State finance ministers attending the crucial 14th meeting of the goods and services tax (GST) Council sounded confident of rolling out the country’s largest tax reform since Independence on 1 July, but wanted the meeting to iron out some issues of local importance.
Kerala finance minister Thomas Isaac told reporters in Srinagar that the state wants jewellery to be taxed at 5% against 1.5% that the industry has been demanding.
“Gold is a luxury product. It is not a necessity. Price of gold has quadrupled in the last one decade. Nobody had any problem. What is the big trouble with a 5% tax on jewellery. We are very reasonable people (at the Council). We will discuss,” said Isaac.
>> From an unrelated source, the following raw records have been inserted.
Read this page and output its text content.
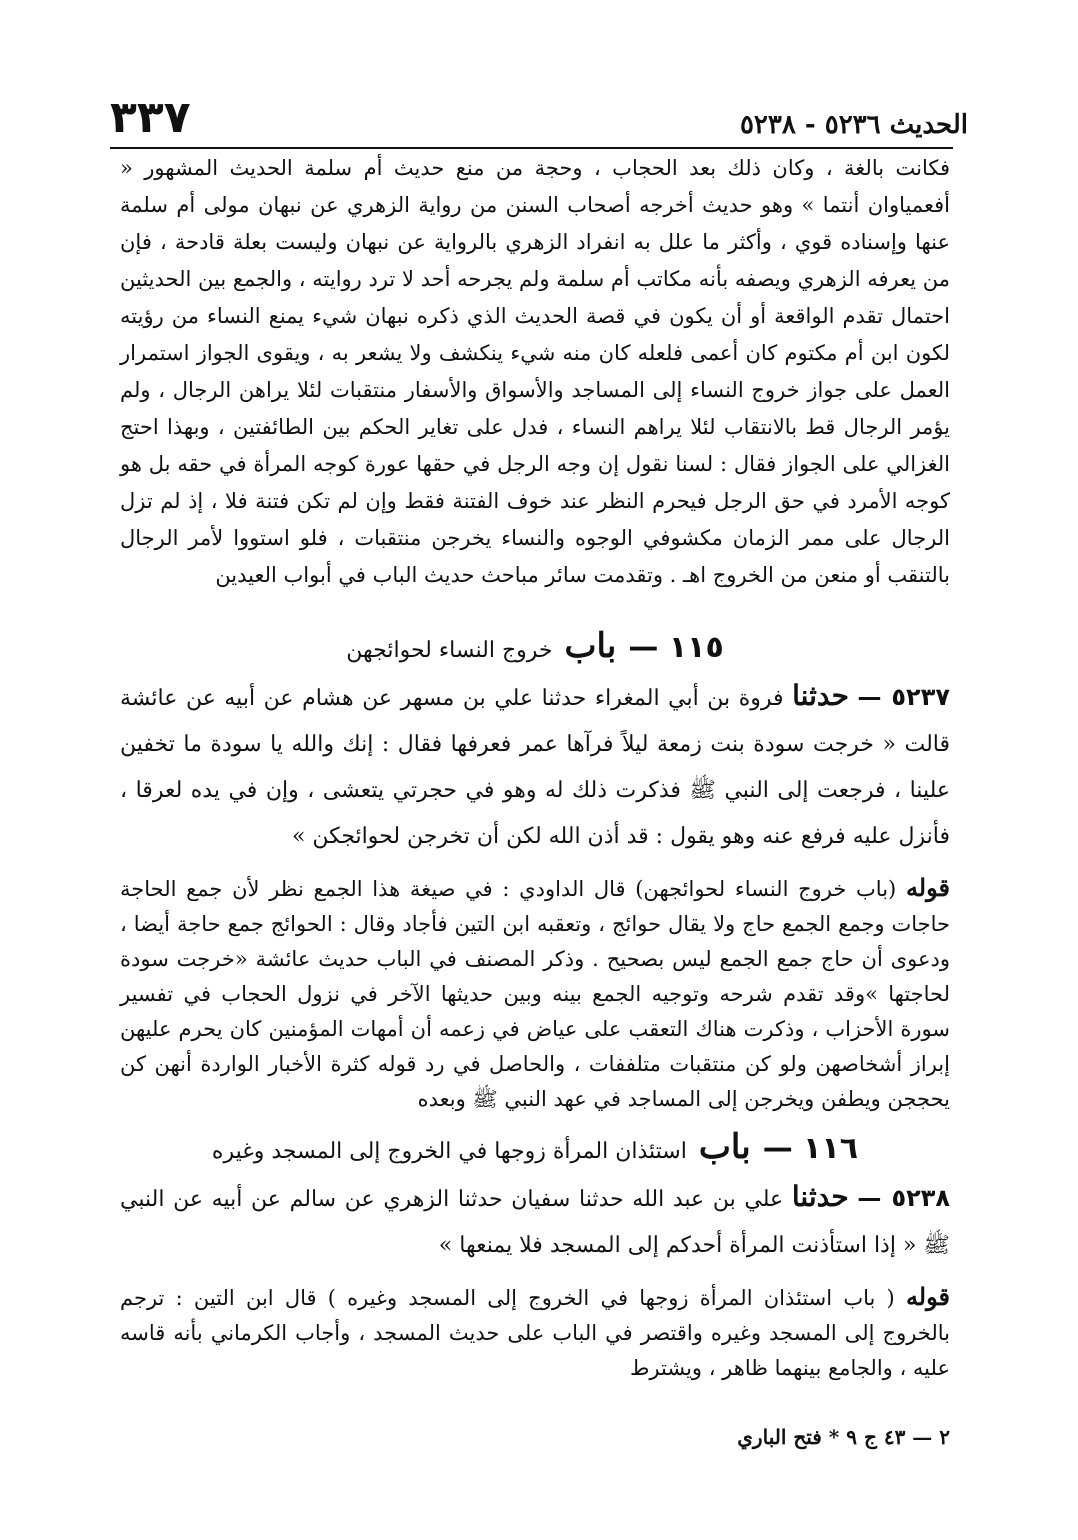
الحديث ٥٢٣٦ - ٥٢٣٨
٣٣٧

فكانت بالغة ، وكان ذلك بعد الحجاب ، وحجة من منع حديث أم سلمة الحديث المشهور « أفعمياوان أنتما » وهو حديث أخرجه أصحاب السنن من رواية الزهري عن نبهان مولى أم سلمة عنها وإسناده قوي ، وأكثر ما علل به انفراد الزهري بالرواية عن نبهان وليست بعلة قادحة ، فإن من يعرفه الزهري ويصفه بأنه مكاتب أم سلمة ولم يجرحه أحد لا ترد روايته ، والجمع بين الحديثين احتمال تقدم الواقعة أو أن يكون في قصة الحديث الذي ذكره نبهان شيء يمنع النساء من رؤيته لكون ابن أم مكتوم كان أعمى فلعله كان منه شيء ينكشف ولا يشعر به ، ويقوى الجواز استمرار العمل على جواز خروج النساء إلى المساجد والأسواق والأسفار منتقبات لئلا يراهن الرجال ، ولم يؤمر الرجال قط بالانتقاب لئلا يراهم النساء ، فدل على تغاير الحكم بين الطائفتين ، وبهذا احتج الغزالي على الجواز فقال : لسنا نقول إن وجه الرجل في حقها عورة كوجه المرأة في حقه بل هو كوجه الأمرد في حق الرجل فيحرم النظر عند خوف الفتنة فقط وإن لم تكن فتنة فلا ، إذ لم تزل الرجال على ممر الزمان مكشوفي الوجوه والنساء يخرجن منتقبات ، فلو استووا لأمر الرجال بالتنقب أو منعن من الخروج اهـ . وتقدمت سائر مباحث حديث الباب في أبواب العيدين

١١٥ —
باب
خروج النساء لحوائجهن

٥٢٣٧ — حدثنا فروة بن أبي المغراء حدثنا علي بن مسهر عن هشام عن أبيه عن عائشة قالت « خرجت سودة بنت زمعة ليلاً فرآها عمر فعرفها فقال : إنك والله يا سودة ما تخفين علينا ، فرجعت إلى النبي ﷺ فذكرت ذلك له وهو في حجرتي يتعشى ، وإن في يده لعرقا ، فأنزل عليه فرفع عنه وهو يقول : قد أذن الله لكن أن تخرجن لحوائجكن »

قوله (باب خروج النساء لحوائجهن) قال الداودي : في صيغة هذا الجمع نظر لأن جمع الحاجة حاجات وجمع الجمع حاج ولا يقال حوائج ، وتعقبه ابن التين فأجاد وقال : الحوائج جمع حاجة أيضا ، ودعوى أن حاج جمع الجمع ليس بصحيح . وذكر المصنف في الباب حديث عائشة «خرجت سودة لحاجتها »وقد تقدم شرحه وتوجيه الجمع بينه وبين حديثها الآخر في نزول الحجاب في تفسير سورة الأحزاب ، وذكرت هناك التعقب على عياض في زعمه أن أمهات المؤمنين كان يحرم عليهن إبراز أشخاصهن ولو كن منتقبات متلففات ، والحاصل في رد قوله كثرة الأخبار الواردة أنهن كن يحججن ويطفن ويخرجن إلى المساجد في عهد النبي ﷺ وبعده

١١٦ —
باب
استئذان المرأة زوجها في الخروج إلى المسجد وغيره

٥٢٣٨ — حدثنا علي بن عبد الله حدثنا سفيان حدثنا الزهري عن سالم عن أبيه عن النبي ﷺ « إذا استأذنت المرأة أحدكم إلى المسجد فلا يمنعها »

قوله ( باب استئذان المرأة زوجها في الخروج إلى المسجد وغيره ) قال ابن التين : ترجم بالخروج إلى المسجد وغيره واقتصر في الباب على حديث المسجد ، وأجاب الكرماني بأنه قاسه عليه ، والجامع بينهما ظاهر ، ويشترط

٢ — ٤٣ ج ٩ * فتح الباري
The minister said he was confident of the Council meeting the 1 July deadline as it is only a question of a few details to be finalised. The Council is set to finalise fitting various goods and services to the rates identified earlier. While services may attract 12% or 18%, goods may fall into any of the five slabs—5%, 12%, 18%, 28% and 28% plus cess.
Delhi deputy chief minister Manish Sisodia said he has raised some concerns. “The definition of the destination where a service is delivered is very vague. For example, in the case of advertising services delivered across the country, how will we define the destination and how the tax collected will be apportioned. If not today, this issue has to be taken up in the future,” said Sisodia. The minister said that on Thursday and Friday, the Council will discuss the fitment of commodities and services in the tax rates.
J&K finance minister Haseeb Drabu, who is hosting the meeting in the state capital, said GST will eliminate the cascading effect of taxes, that is tax on tax, which will benefit consumers. “Importing states such as J&K will benefit from GST as it is destination-based tax on consumption. It is our estimate that the state will benefit by Rs1,500-2,000 crore a year because of this shift to GST. Common man will benefit from lower prices,” said Drabu.
The industry is waiting for clarity on the tax rate that commodities and services would attract to manage the transition, although policy makers have been saying it would be a revenue neutral exercise.